PBNU Dukung Pemerintah Bubarkan HTI

08 May 2017 // 22:19 // HEADLINE, RELIGI ISLAMI

images

JAKARTA (suarakawan.com) – Ketua Pengurus Besar Nahdlatul Ulama (PBNU) M Sulton Faton mengungkap bahwa PBNU mendukung penuh langkah hukum pemerintah khususnya Kemenpollhukam yang telah membubarkan Ormas Hizbut Tahrur Indonesia (HTI).

“Pada prinsipnya kami mendukung pemerintah untuk bersikap tegas pada organisasi atau kelompok yang menciderai atau mencoba untuk menggugurkan kesepakatan para leluhur kita atas bentuk negara Indonesia, siapapun itu,” ujarnya, Senin (8/5).

Menurutnya, pemerintah tentu lebih tahu bagaimana caranya untuk melangkah dengan tegas. Artinya, kata dia, pemerintah tidak mungkin akan melanggar sistem hukum yang sudah dibangun bersama, yang mengacu kepada Undang-Undang Nomor 17 Tahun 2013 tentang Organisasi Kemasyarakatan.

“Mengacu ke sana proses pembubarannya,” ucapnya.

Ia mengatakan, berdasarkan pernyataan dari Menkopolhukam, Wiranto juga telah menyebutkan secara eksplisit nantinya proses pembubaran HTI akan tetap melalui jalur pengadilan.

Sulton berharap kedepannya pemerintah tetap melakukan pembinaan terhadap kelompok-kelompok yang dimotori anak muda muslim, khususnya kelompok yang menciderai kesepakatan para pendiri bangsa.

“Itu sedini mungkin pemerintah harus melakukan pembinaan, mengarahkan, sesuai undang-undang keormasan itu.
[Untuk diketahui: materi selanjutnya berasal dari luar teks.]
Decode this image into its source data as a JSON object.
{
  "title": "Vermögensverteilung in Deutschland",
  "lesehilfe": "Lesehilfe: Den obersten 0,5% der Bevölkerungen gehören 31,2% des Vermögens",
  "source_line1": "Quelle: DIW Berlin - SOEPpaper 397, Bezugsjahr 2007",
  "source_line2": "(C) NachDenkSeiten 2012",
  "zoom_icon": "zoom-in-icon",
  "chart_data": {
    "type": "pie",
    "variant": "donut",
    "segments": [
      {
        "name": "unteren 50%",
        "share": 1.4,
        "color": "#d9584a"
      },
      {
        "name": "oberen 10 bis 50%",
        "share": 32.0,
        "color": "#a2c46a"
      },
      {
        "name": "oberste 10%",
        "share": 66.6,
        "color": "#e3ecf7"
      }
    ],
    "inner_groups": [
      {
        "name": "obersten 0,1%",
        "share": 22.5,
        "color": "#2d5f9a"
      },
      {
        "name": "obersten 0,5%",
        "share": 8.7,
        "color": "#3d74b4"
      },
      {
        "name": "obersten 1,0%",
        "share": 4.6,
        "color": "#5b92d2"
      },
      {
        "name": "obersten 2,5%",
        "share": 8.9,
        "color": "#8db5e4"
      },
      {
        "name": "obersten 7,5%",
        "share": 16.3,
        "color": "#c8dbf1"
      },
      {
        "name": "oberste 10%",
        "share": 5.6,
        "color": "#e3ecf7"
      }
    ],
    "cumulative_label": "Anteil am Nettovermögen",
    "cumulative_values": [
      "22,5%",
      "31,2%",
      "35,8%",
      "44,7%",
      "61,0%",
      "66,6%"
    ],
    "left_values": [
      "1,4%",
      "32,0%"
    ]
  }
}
Jadi tidak dibiarkan membesar dengan alasan ini masih belum membahayakan misalnya, atau masih kecil lalu dibiarkan,” katanya.

Pasalnya, menurutnya, jika organisasi seperti HTI tersebut terus dibiarkan maka akan membuat kesulitan sendiri nantinya. Karena itu, sebelum hal itu terjadi dibutuhkan langkah pencegahan.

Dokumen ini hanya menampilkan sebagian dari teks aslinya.